Cebir veya tehdit kullanarak, ya da hukuka aykırı başka bir davranışla, bir kimsenin inanç, düşünce veya kanaatlerinden kaynaklanan yaşam tarzına ilişkin tercihlerine müdahale edenlere, ya da bunları değiştirmeye zorlayanlara, 1 yıldan 3 yıla kadar hapis cezası getiriliyor. Aslında gerek kalmadı İslam düşmanlarının el uzatmalarına. El uzatma işini yıllardır Armine, Aker, Tekbir, Ala Dergi tapınakları yaptılar zaten.
Bir “başörtü” davası vardı gözyaşları ile yoğrulup, vicdanlara pençe vurulan…

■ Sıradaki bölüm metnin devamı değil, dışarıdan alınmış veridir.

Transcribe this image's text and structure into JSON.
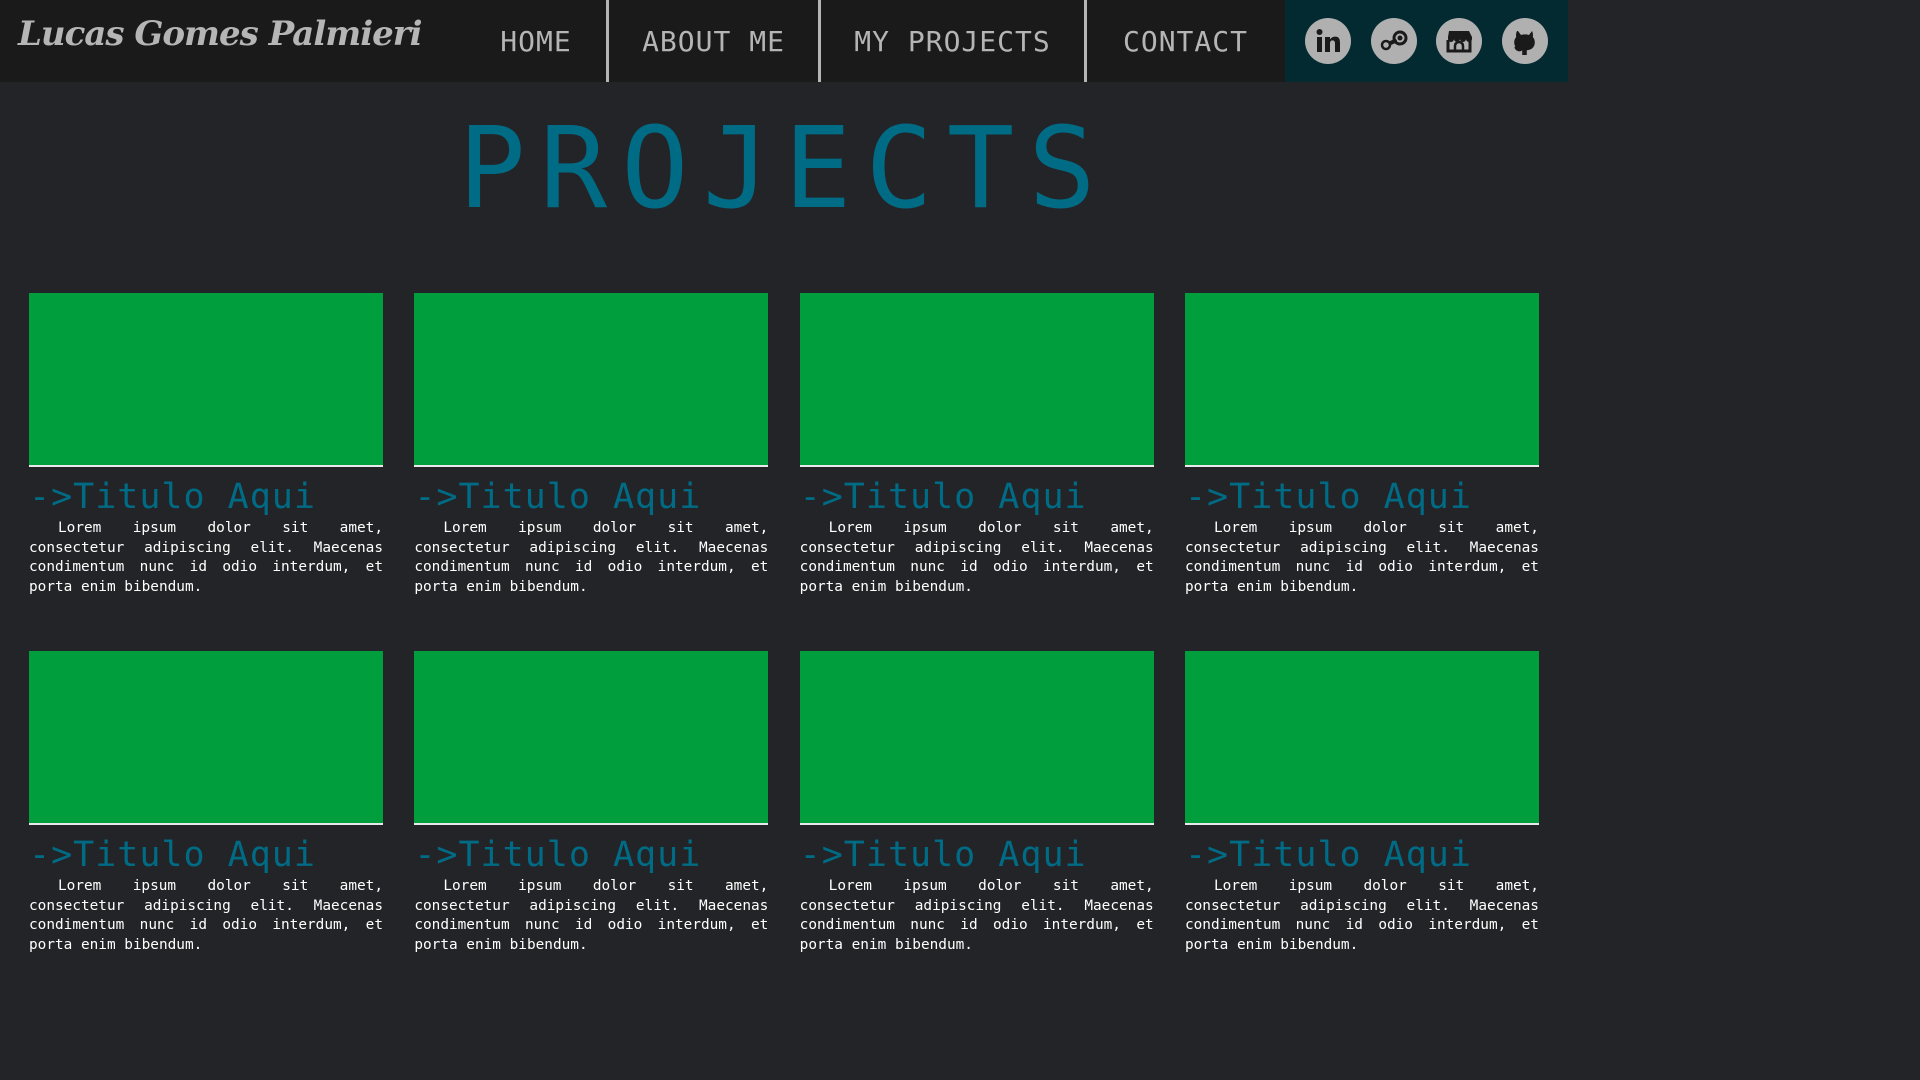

Başörtüsü, Armine tapınakları sebebiyle evrildi, Allah düşmanlarının işini yapar oldular. Onların da getirmeye çalıştığı burasıydı. Ve bu değişim daha da ileriye gidecek daha vahim bir konum alacak. Üstad Necip Fazıl’ın “bu gidişle utanmaktan utanan bir nesil gelecek” sözü yerinde olsa gerek.
Çünkü vitrinler, 21. Yüzyılın modern “tanrı”larıdır ve bu davayı vermekte olan neslin çocuklarını bu tapınaklarda vaftiz ettiler, ediyorlar.
Kumandan Salih Mirzabeyoğlu’nun  “Bu rejimin en büyük suçu insanların idraklerini iğdiş etmesidir.” Sözünü şimdi daha iyi anlıyoruz.